The central transverse section consists of two large projecting bays, to the northwest and southeast, surmounted by a timber finial with bracketed eaves, sash windows and shutters.
The southern section has two parallel hipped sections, with a flat roofed section between, surrounded by a recent verandah with a curved corrugated iron awning and timber details to match the earlier section.
Internally, there is a central L-shaped hall, with bedrooms in the northern section and living and dining rooms in the central section. The southern section has been altered and refitted, with a recent kitchen and family room, with two skylight shafts inserted in the hall area. The building has cedar joinery; including a fireplace surround, fretwork ceiling roses and internal doors with fanlights, original door hardware, tongue and groove walls and boarded ceilings. The northern bedroom has a fibrous cement ceiling and a large opening which originally housed four-fold cedar doors, which are currently in storage. The former kitchen has a large fireplace, plaster ceiling, built-in cupboards and sash windows with diamond pattern, lead framed glazing.
The street frontage has a substantial brick pier and timber batten fence, with a gateway on the northwest supporting an overhead beam with the name SALTWOOD.
Heritage listing
Saltwood was listed on the Queensland Heritage Register on 9 July 1993 having satisfied the following criteria.
The place is important in demonstrating the evolution or pattern of Queensland's history.
Saltwood is important in demonstrating the evolution and pattern of development of Sandgate as a holiday resort.
The place demonstrates rare, uncommon or endangered aspects of Queensland's cultural heritage.
Saltwood demonstrates an uncommon aspect of Queensland's cultural heritage, being one of the more intact of the large seaside holiday homes erected in Sandgate in the last half of the 19th century.
The place is important in demonstrating the principal characteristics of a particular class of cultural places.
Saltwood is important in demonstrating the principal characteristics of a substantial, evolving timber holiday home of the 1870s and 1880s, in Brisbane.
The place is important because of its aesthetic significance.
Saltwood is important in exhibiting a range of aesthetic characteristics valued by the Brisbane community, in particular, the building's siting, scale, form and materials, and its contribution to the Shorncliffe Parade and Swan Street streetscapes and Shorncliffe townscape and for the quality of the building's interior, including cedar joinery.
The place has a special association with the life or work of a particular person, group or organisation of importance in Queensland's history.

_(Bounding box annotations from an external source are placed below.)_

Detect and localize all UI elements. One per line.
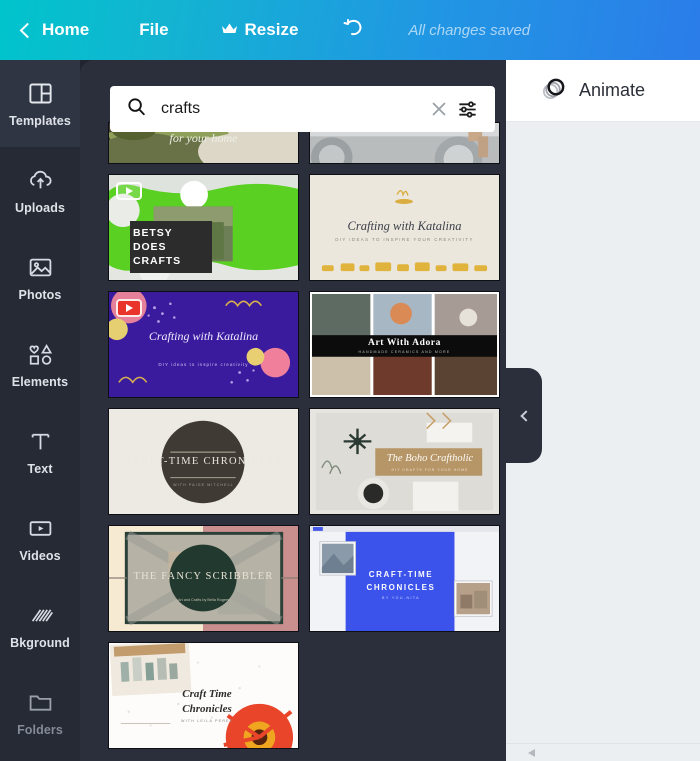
design-toolbar: Animate	[506, 60, 700, 122]
template-title: CRAFT-TIME CHRONICLES	[366, 570, 436, 592]
template-subtitle: HANDMADE CERAMICS AND MORE	[358, 350, 451, 354]
template-subtitle: BY YOU-NITA	[382, 596, 420, 600]
sidebar-item-templates[interactable]: Templates	[0, 60, 80, 147]
template-card[interactable]: THE FANCY SCRIBBLER Art and Crafts by Be…	[108, 525, 299, 632]
template-card[interactable]: CRAFT-TIME CHRONICLES WITH PAIGE MITCHEL…	[108, 408, 299, 515]
save-status: All changes saved	[404, 0, 534, 60]
template-card[interactable]: Crafting with Katalina DIY IDEAS TO INSP…	[309, 174, 500, 281]
template-title: Crafting with Katalina	[347, 219, 462, 233]
chevron-left-icon	[19, 22, 36, 38]
folder-icon	[27, 689, 54, 716]
template-title: for your home	[169, 131, 238, 145]
sidebar-label: Folders	[17, 722, 63, 737]
play-triangle-icon	[125, 187, 133, 195]
home-button[interactable]: Home	[18, 0, 93, 60]
sidebar-item-photos[interactable]: Photos	[0, 234, 80, 321]
sidebar-label: Elements	[11, 374, 69, 389]
file-menu-button[interactable]: File	[135, 0, 172, 60]
sidebar-label: Templates	[9, 113, 71, 128]
template-title: BETSY DOES CRAFTS	[130, 221, 212, 273]
home-label: Home	[42, 20, 90, 39]
template-card[interactable]: CRAFT-TIME CHRONICLES BY YOU-NITA	[309, 525, 500, 632]
template-card[interactable]: BETSY DOES CRAFTS	[108, 174, 299, 281]
animate-button[interactable]: Animate	[540, 75, 645, 107]
sidebar-label: Text	[27, 461, 53, 476]
template-title: The Boho Craftholic	[386, 453, 474, 464]
sidebar-item-text[interactable]: Text	[0, 408, 80, 495]
template-title: THE FANCY SCRIBBLER	[133, 571, 274, 582]
crown-icon	[221, 20, 238, 40]
template-card[interactable]: Art With Adora HANDMADE CERAMICS AND MOR…	[309, 291, 500, 398]
sidebar-item-uploads[interactable]: Uploads	[0, 147, 80, 234]
sidebar-item-background[interactable]: Bkground	[0, 582, 80, 669]
sidebar-label: Bkground	[10, 635, 70, 650]
sidebar-item-elements[interactable]: Elements	[0, 321, 80, 408]
text-icon	[27, 428, 54, 455]
left-sidebar: Templates Uploads Photos Elements Text V…	[0, 60, 80, 761]
sidebar-item-videos[interactable]: Videos	[0, 495, 80, 582]
template-subtitle: Art and Crafts by Bella Rogers	[177, 598, 230, 602]
template-card[interactable]: Craft Time Chronicles WITH LEILA PEREZ	[108, 642, 299, 749]
save-status-label: All changes saved	[408, 21, 531, 39]
canva-editor-window: Home File Resize All changes saved Templ…	[0, 0, 700, 761]
resize-label: Resize	[244, 20, 299, 39]
animate-circles-icon	[540, 75, 567, 107]
upload-cloud-icon	[27, 167, 54, 194]
scroll-left-arrow-icon[interactable]	[528, 749, 535, 757]
template-title: Crafting with Katalina	[148, 329, 259, 343]
undo-arrow-icon	[342, 17, 366, 44]
photo-icon	[27, 254, 54, 281]
clear-search-button[interactable]	[428, 98, 450, 120]
resize-button[interactable]: Resize	[217, 0, 303, 60]
hatch-pattern-icon	[27, 602, 54, 629]
video-icon	[27, 515, 54, 542]
template-title: CRAFT-TIME CHRONICLES	[124, 456, 283, 467]
sidebar-item-folders[interactable]: Folders	[0, 669, 80, 756]
collapse-panel-handle[interactable]	[506, 368, 542, 463]
template-title: Craft Time Chronicles	[182, 688, 232, 715]
top-toolbar: Home File Resize All changes saved	[0, 0, 700, 60]
template-results-grid[interactable]: for your home DIY PROJECTS AND MORE	[108, 122, 500, 761]
template-subtitle: DIY CRAFTS FOR YOUR HOME	[391, 468, 469, 472]
chevron-left-icon	[520, 409, 532, 422]
template-title: Art With Adora	[368, 338, 441, 348]
sidebar-label: Photos	[18, 287, 62, 302]
template-card[interactable]: Crafting with Katalina DIY ideas to insp…	[108, 291, 299, 398]
sidebar-label: Videos	[19, 548, 61, 563]
animate-label: Animate	[579, 80, 646, 100]
shapes-icon	[27, 341, 54, 368]
search-input[interactable]	[161, 100, 428, 118]
undo-button[interactable]	[338, 0, 370, 60]
search-bar[interactable]	[110, 86, 495, 132]
filter-settings-icon[interactable]	[456, 98, 479, 121]
template-card[interactable]: The Boho Craftholic DIY CRAFTS FOR YOUR …	[309, 408, 500, 515]
video-play-badge	[116, 182, 142, 200]
template-subtitle: DIY ideas to inspire creativity	[158, 362, 249, 367]
template-subtitle: WITH LEILA PEREZ	[180, 719, 234, 723]
search-icon	[126, 96, 147, 122]
play-triangle-icon	[125, 304, 133, 312]
sidebar-label: Uploads	[14, 200, 65, 215]
template-subtitle: DIY IDEAS TO INSPIRE YOUR CREATIVITY	[335, 237, 474, 242]
horizontal-scrollbar[interactable]	[506, 743, 700, 761]
file-label: File	[139, 20, 169, 39]
youtube-play-badge	[116, 299, 142, 317]
template-subtitle: WITH PAIGE MITCHELL	[173, 483, 234, 487]
templates-panel: for your home DIY PROJECTS AND MORE	[80, 60, 506, 761]
templates-icon	[27, 80, 54, 107]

Saltwood has a special association with the Hart and Drury families, who were prominent in Queensland social, legal, business and government circles in the last quarter of the 19th century.
Name origins
Saltwood is located near Brisbane, between Sandgate and Shorncliffe. The original communities of Saltwood, Sandgate, Shorncliffe, and Seabrook, are four village communities located together on the coast (or within less than a mile of the coast) of Kent, England, in the 3-mile coastal stretch between the larger towns of Folkestone and Hythe.